Il les régalait d'un succulent sanglier rosti au tournebroche à feu doux modérez ; il leur offrait à fumer un peu d'herbe d'Attrapecouillon, plus trois barriques de jus de gencives de cancrelat. Puis on se foutait de la gueule du Xuglon à la tête de loup affublé d'une moumoute en peau de mérinos et à la dégaine de canard boiteux qui s'était assis à l'autre bout du troquet. Et hop ! tope-là vieux frère, marché conclu, Rataton avait bien raison.
Ainsi connais-tu désormais, lecteur privilégié, le terrible secret de la transmutation du fer en or... Mais de grâce, ne le révèle qu'à tes meilleurs amis.
Smigoll n'avait jamais cru qu'il fût bon de dévoiler à son petit hôte la réelle étendue et portée de sa science des choses. Il feignait l'ignorance et l'animalité. Ce dialogue de sourds ne lui aurait, sans aucun doute, rien apporté d'autre que des ennuis, ou quelque corvée supplémentaire. Il avait appris à se méfier du pragmatisme laborieux et borné des casseurs de cailloux qui ne percevaient la finalité du monde qu'au travers de pics, de pelles, et de pioches ébréchées. Certes, les élémentaux du sous-sol avaient toujours vécu ainsi, de génération en génération, tirant de l'obscurité même de leur ouvrière condition, toute la gloire de leur félicité. L'esprit du charbonnier. La première urgence. À la force, les pauvres bougres ne savaient plus au juste s'ils piochaient pour vivre ou vivaient pour piocher. Leur conditionnement était devenu tel, que si la nature leur eût donné le choix, ils n'eussent rien changé. Le pire, c'est qu'ils semblaient très heureux, en dépit de la rudesse de leur ordinaire.

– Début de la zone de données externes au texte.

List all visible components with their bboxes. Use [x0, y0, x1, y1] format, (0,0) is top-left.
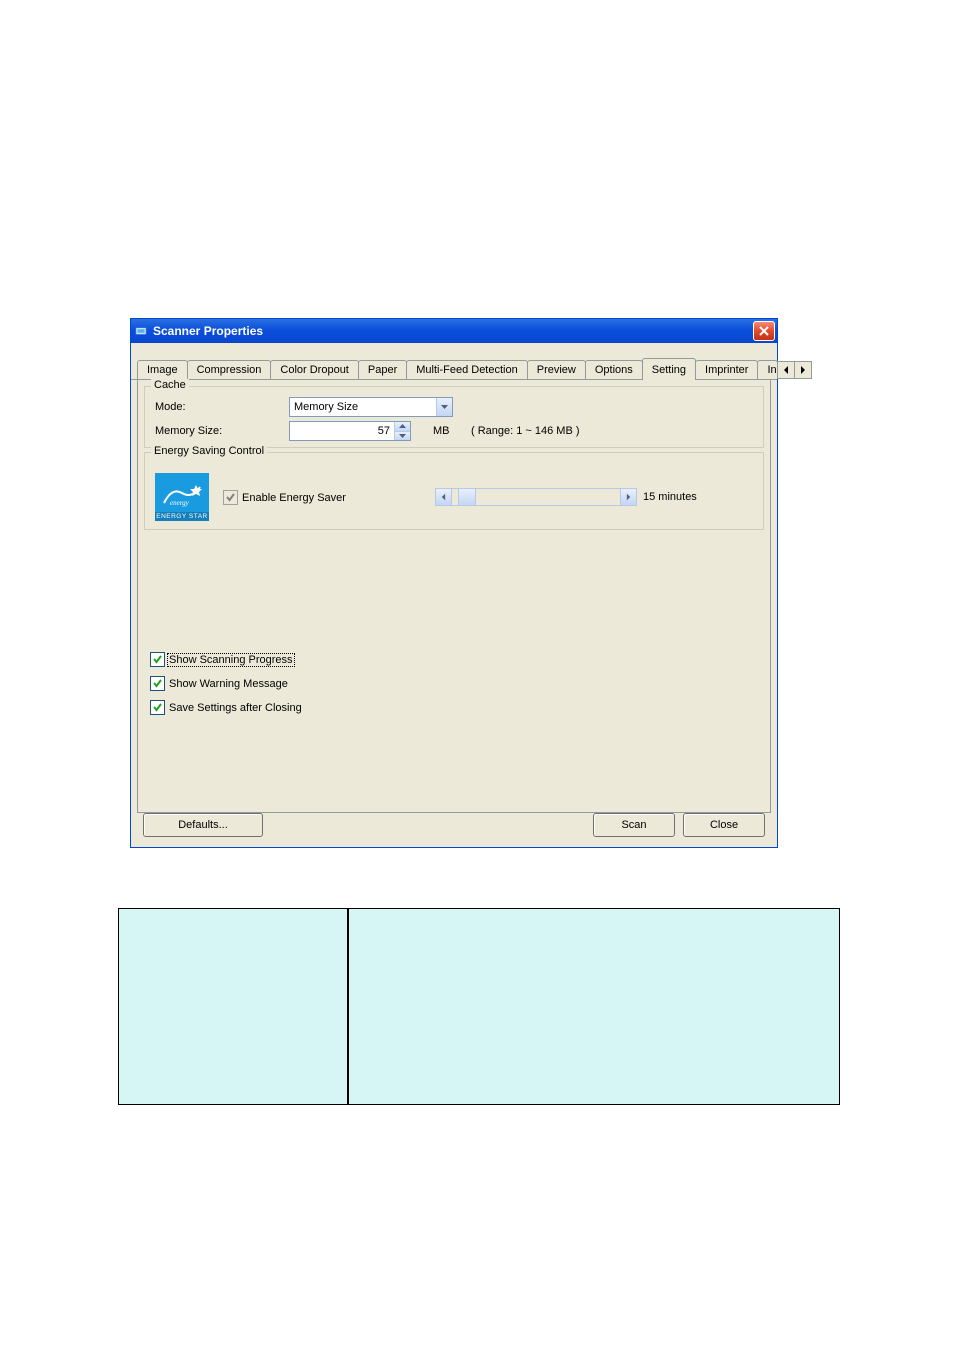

Ô Créateur de toutes choses, m' expliqueras-tu ce fascinant mystère ? Pourquoi une poignée de terre illumine-t-elle le visage des uns, quand pour d'autres, l'univers entier n'y parviendrait pas ?
C'était désolant, car enfin quoi ? Il existait un ciel, là-haut, un soleil qui brillait pour toutes les créatures, et Smigoll avait des ailes, lui. Son intelligence aérienne réclamait d'autres égards. Il avait soif d'horizons neufs, d'espace vierge, de mouvement, d'aventures, d'infinitude, et non de cette sordide geôle minérale qui l'étouffait et l'entravait à la fois. Les Kobolds étaient bien gentils, mais pour la conversation, bernique ! Ils ronflaient, grommelaient ou s'esclaffaient en frappant tantôt du marteau, tantôt râclant comme des forçats enragés les entrailles de la terre qui gémissait toutes les souffrances de l'enfantement.
Aussi, la venue du prince Aldoran avait-elle réveillé la curiosité naturelle du dragon que des siècles d'abrutissement tellurique n'avaient qu'assoupi. Il ne voyait pas souvent les hommes, excepté le chevalier Asgard une fois l'an pour monter un nouveau canular à la Dryade.
--Viens avec moi dans ce coin, là, que nous causions à l'écart, dit-il en aparté au prince. Ne fais pas cet air étonné devant Hafnor. Pour lui, je ne suis qu'un idiot de dragon muet, et je tiens à le rester, comprends-tu ? Il ne doit rien soupçonner.
--Goulou, goulou, goulou ! ça alors, mais tu parles, Smigoll ? C'est d'accord. Très amusant, comme jeu.
--Ça dépend pour qui... Dis-moi, petit d' homme, c'est comment, là-haut ?
--On y voit plus clair qu'ici, et on ne s'enfonce pas dans la boue à chaque pas. Mais les pierres y sont moins belles. Tu en as une bien jolie sur ton front.
--Ça, je sais. Mais le ciel, je te parle du ciel. Est-il toujours suspendu au-dessus de la terre ? Les dragons y volaient, autrefois. Et maintenant ?
--Seulement ceux des écuries de mon père. Les autres ont disparu. La Dryade veut tous les manger. Tu as de la chance de vivre là, sinon, toi aussi, couic, à la casserole !
--Sauf si je devenais dragon royal, n'est-ce pas ?
--Oui, je voudrais bien, mais les équipages sont au complet, et "malgré la réelle qualité de ta candidature, il n'y a pas de poste à pourvoir correspondant à ton profil", comme dirait l'intendant du palais.
--Bah, il n'y a qu'à m'échanger avec n'importe lequel de tes dragons stupides. Je les connais, ceux de Kibbalion : tous des pistonnés. Ils n'inventeront jamais la poudre, mais pour ce qui est de cracher du feu dans une caverne, ils peuvent, ça je te le garantis. Leur voisinage ne m'enrichira pas beaucoup, mais au moins, je vivrai à l'air libre. Alors, s'il te plaît, sors-moi de ce cloaque infernal. Comme tu es le prince, Hafnor n'osera pas s'y opposer.